Пройдя пустырь, я вышел на улицу нового микрорайона и на трамвайной остановке встретил Вадима Гришанина, который тоже возвращался в отдел. Мы перекинулись несколькими словами — разговаривать не хотелось: оба устали и к тому же обсуждать особенно нечего — сейчас был период сбора информации, время ее обработки и анализа еще не наступило. Я подумал, что все мы сейчас похожи на муравьев, возвращающихся из разных мест в муравейник с крупинками того, что удалось добыть. Потом эти крупинки сольются воедино и получится нечто довольно весомое.

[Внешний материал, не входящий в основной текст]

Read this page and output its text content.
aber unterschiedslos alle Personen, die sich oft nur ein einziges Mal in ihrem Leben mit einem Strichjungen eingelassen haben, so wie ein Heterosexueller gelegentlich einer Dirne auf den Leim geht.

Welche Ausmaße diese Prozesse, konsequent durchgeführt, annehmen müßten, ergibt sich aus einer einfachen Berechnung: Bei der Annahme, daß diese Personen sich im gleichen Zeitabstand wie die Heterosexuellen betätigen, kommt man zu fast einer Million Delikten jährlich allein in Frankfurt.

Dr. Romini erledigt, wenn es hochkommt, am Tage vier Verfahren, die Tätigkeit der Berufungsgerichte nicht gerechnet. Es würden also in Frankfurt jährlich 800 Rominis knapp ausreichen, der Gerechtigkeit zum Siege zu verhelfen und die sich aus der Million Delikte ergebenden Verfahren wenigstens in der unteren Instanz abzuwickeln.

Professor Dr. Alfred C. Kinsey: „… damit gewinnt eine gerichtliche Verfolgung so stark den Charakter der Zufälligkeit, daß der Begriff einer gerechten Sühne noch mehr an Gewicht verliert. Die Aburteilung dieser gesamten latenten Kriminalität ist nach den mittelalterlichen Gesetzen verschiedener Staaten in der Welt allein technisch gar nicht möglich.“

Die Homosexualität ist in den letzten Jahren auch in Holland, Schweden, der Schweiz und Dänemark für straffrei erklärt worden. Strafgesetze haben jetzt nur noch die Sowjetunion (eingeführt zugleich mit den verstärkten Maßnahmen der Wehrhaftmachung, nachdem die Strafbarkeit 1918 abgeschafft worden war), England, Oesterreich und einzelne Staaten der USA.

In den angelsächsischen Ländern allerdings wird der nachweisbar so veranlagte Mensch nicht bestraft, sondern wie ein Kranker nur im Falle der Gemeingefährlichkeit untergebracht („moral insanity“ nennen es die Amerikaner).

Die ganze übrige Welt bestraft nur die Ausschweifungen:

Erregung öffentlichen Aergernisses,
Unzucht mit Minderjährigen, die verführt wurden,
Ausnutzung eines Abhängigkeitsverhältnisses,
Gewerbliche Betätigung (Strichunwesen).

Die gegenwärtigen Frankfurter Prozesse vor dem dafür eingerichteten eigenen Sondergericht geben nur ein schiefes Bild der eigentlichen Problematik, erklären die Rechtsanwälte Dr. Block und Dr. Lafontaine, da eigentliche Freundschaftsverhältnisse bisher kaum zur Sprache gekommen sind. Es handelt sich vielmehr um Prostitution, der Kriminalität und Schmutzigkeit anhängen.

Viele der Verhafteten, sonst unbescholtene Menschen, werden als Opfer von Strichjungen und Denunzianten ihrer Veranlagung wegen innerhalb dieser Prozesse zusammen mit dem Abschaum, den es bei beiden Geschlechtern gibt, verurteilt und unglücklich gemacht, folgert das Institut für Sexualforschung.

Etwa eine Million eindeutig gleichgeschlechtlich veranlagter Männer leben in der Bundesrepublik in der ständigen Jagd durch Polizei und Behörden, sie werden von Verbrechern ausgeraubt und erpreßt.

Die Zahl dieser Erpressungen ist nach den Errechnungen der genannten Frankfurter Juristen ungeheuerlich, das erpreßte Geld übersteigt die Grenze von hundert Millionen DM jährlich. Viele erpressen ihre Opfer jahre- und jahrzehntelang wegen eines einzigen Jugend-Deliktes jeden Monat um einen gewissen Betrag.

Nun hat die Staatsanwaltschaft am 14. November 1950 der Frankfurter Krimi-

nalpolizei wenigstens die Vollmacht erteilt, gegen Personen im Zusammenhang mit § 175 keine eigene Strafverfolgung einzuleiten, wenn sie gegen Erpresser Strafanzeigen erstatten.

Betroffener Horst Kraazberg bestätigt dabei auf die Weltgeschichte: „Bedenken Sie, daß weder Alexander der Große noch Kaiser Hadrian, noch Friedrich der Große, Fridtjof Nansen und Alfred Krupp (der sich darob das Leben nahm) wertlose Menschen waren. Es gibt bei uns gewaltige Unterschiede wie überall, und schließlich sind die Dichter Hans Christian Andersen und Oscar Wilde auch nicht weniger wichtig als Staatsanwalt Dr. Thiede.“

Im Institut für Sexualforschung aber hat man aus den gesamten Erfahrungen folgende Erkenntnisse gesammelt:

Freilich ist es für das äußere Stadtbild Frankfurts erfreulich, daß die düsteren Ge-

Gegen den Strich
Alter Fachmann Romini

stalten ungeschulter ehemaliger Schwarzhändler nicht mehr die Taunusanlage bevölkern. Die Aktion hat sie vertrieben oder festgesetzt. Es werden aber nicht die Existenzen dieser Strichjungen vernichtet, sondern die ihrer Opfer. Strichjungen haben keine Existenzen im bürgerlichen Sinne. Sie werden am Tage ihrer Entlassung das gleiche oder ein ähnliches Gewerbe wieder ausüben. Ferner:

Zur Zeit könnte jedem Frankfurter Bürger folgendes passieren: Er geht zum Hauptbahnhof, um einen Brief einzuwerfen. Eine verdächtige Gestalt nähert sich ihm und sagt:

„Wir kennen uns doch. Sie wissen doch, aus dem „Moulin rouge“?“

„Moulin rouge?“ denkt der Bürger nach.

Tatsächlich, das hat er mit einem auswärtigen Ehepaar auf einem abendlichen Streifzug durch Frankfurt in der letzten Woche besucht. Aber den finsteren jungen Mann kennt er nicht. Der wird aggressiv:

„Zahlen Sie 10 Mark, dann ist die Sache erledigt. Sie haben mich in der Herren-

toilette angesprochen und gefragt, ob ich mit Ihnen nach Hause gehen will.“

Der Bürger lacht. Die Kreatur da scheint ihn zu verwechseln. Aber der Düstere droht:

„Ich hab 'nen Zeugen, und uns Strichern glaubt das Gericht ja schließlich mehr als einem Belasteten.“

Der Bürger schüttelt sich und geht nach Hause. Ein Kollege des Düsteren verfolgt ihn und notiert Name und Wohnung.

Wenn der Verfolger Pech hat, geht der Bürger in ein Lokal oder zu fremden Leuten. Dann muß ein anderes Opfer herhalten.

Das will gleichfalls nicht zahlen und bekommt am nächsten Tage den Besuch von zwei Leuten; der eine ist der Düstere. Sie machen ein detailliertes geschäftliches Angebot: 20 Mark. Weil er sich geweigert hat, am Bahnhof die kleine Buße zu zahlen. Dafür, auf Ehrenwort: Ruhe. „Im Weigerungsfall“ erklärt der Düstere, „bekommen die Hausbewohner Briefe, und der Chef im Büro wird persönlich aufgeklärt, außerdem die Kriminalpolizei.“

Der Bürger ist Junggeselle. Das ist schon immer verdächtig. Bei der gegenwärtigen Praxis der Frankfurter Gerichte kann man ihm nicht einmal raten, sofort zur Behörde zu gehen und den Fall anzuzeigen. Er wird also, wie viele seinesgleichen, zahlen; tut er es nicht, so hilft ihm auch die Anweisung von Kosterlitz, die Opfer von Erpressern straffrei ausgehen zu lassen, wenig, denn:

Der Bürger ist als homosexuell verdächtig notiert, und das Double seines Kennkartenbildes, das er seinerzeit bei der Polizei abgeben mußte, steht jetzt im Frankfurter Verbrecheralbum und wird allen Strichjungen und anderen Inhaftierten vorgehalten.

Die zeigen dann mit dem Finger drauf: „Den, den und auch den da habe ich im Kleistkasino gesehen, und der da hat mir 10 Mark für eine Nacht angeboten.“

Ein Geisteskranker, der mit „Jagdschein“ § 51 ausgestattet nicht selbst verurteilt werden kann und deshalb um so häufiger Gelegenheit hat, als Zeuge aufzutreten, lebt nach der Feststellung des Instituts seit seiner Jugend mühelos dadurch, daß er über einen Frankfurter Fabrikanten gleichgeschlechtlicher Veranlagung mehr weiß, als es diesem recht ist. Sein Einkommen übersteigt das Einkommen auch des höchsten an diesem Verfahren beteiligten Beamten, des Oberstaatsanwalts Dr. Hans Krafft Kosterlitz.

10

Как любит говорить наш шеф: «Курочка по зернышку клюет, а яичко вот какое получается» — здесь он показывает внушительного вида кулак.
Составление рапорта заняло около часа, после чего я отправился домой, не потому, что мой рабочий день продолжался уже больше двенадцати часов, просто на сегодня я выполнил все свои функции.
ДЕНЬ ВТОРОЙ
После селекторного совещания замнач райотдела Фролов, начальник уголовного розыска Есин, Ищенко, Гришанин и я отправились в прокуратуру: прокурор вызывал к себе руководство и оперсостав, работающий по делу об убийстве Коровиной. Обычно на такие доклады ходили Фролов с Есиным или даже один Есин, и то, что сегодня собирали почти все отделение, могло свидетельствовать только об одном: либо Петровский почему-то недоволен ходом работы, либо просто решил усилить надзор за розыском. Впрочем, причины эти могли переплетаться.
В просторный кабинет прокурора все мы входили с некоторой робостью: Петровский был крут характером, ревностно надзирал за соблюдением законности и был скор на возбуждение дисциплинарных преследований за малейшие промахи и упущения в работе. Массивный, с неподвижным лицом, почти всегда в форменном мундире с двумя большими звездами советника юстиции в петлицах, он даже одним внешним видом подавлял собеседника, и в районе было всего несколько человек, которые могли не соглашаться и спорить с ним. К тому же спорить бесполезно: он обладал способностью использовать в качестве аргумента общеизвестные истины, на которые просто невозможно возразить, и в результате этого всегда оказывался правым.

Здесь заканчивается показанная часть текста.